The weather, ice, and animal categories are self-explanatory. But the geophysical category refers to events like underwater volcanic eruptions or earthquakes, while the anthropogenic category has to do with sounds made by ships and other human creations.
In Dziak’s words, “Anything else is usually just some kind of electronic interference with the signal.”
The search was on
But since it was unclear which category the “bloop” fit into (if any), PMEL researchers set up more hydrophones in the region it was first detected.
According to the NOAA, those devices weren’t intended to find the source of the sound so much as to study the sounds of underwater volcanos and earthquakes.
Closer to the truth
But the closer those hydrophones were placed to Antarctica, the closer researchers came to discovering the true answer to the “bloop.”

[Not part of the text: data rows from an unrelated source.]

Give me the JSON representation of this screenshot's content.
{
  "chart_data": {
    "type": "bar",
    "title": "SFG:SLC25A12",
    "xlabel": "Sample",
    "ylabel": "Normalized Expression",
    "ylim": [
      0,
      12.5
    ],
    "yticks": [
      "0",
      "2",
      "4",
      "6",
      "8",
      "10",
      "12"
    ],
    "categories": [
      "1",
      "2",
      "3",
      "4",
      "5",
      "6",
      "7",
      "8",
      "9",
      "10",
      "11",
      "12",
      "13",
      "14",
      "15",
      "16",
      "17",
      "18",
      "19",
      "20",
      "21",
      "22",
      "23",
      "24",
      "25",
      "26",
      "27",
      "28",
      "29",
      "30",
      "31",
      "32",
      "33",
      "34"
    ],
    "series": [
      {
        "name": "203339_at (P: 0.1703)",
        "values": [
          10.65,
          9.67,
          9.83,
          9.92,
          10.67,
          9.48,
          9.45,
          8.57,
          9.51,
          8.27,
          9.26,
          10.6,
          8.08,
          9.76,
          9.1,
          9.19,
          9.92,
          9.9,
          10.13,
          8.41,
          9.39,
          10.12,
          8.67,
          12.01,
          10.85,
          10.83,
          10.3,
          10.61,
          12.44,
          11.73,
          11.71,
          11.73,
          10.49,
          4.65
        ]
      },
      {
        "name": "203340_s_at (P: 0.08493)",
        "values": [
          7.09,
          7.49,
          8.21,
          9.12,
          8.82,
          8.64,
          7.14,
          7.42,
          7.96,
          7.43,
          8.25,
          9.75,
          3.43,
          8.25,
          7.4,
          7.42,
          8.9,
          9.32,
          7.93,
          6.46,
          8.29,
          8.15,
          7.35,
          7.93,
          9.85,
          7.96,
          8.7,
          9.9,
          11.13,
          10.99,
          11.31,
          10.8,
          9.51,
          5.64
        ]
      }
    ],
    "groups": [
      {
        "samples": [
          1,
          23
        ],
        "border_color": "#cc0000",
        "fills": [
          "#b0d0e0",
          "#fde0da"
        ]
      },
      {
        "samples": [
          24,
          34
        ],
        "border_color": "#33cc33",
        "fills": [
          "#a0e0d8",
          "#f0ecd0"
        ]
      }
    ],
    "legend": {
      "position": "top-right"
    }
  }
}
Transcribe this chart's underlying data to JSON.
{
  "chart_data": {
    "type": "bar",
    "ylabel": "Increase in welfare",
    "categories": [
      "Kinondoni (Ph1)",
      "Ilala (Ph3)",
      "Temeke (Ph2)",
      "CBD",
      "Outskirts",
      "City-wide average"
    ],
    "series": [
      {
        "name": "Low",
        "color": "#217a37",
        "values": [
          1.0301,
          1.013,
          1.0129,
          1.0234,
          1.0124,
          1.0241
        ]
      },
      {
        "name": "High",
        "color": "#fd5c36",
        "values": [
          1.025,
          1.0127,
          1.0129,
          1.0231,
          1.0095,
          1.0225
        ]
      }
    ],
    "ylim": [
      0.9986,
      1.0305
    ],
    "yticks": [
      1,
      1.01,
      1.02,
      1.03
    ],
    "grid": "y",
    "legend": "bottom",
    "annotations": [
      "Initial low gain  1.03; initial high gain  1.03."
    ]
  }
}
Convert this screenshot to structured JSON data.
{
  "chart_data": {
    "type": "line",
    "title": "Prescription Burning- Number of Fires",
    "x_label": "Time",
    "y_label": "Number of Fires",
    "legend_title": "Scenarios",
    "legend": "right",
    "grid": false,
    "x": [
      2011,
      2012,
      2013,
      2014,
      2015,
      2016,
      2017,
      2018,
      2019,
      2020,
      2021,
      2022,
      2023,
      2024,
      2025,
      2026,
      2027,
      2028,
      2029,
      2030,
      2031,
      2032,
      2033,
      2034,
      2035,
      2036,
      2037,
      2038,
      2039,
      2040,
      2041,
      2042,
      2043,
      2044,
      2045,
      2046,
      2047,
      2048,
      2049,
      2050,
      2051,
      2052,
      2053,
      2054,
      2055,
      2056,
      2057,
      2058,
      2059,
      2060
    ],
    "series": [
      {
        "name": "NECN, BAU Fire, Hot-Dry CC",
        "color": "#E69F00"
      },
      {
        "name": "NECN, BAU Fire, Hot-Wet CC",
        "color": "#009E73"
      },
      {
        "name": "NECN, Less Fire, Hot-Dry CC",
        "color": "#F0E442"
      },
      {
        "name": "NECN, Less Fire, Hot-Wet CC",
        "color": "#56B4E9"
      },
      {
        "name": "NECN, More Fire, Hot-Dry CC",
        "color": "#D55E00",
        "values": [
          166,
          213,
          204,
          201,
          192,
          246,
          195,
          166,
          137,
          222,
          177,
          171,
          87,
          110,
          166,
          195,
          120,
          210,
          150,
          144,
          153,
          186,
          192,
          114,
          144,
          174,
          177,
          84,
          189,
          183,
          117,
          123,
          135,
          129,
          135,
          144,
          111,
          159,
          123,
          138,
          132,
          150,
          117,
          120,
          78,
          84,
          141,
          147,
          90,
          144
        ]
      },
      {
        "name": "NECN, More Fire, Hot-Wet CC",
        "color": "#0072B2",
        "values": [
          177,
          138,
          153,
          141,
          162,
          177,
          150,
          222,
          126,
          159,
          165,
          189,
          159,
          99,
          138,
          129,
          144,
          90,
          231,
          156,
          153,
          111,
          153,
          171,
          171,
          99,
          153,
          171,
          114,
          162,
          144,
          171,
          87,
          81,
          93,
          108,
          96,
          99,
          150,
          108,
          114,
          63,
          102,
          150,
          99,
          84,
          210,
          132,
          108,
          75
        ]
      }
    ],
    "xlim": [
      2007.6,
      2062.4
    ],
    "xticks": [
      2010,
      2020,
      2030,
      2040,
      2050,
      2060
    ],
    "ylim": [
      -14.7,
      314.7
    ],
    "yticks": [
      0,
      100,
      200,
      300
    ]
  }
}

And in 2005, the biggest clue to that answer finally came.
Listening closely
As Dziak told Wired, researchers were particularly interested in the data they recorded from the Bransfield Strait and the Drake Passage.
Both of these water bodies are near Antarctica’s northwesternmost peninsula, and their sounds were subject to what Dziak called an “acoustic survey.”
A perfect match
The NOAA’s acoustic survey went from 2005 to 2010, and by the time it was concluded, researchers were confident they had heard the same sounds that confounded the world in 1997.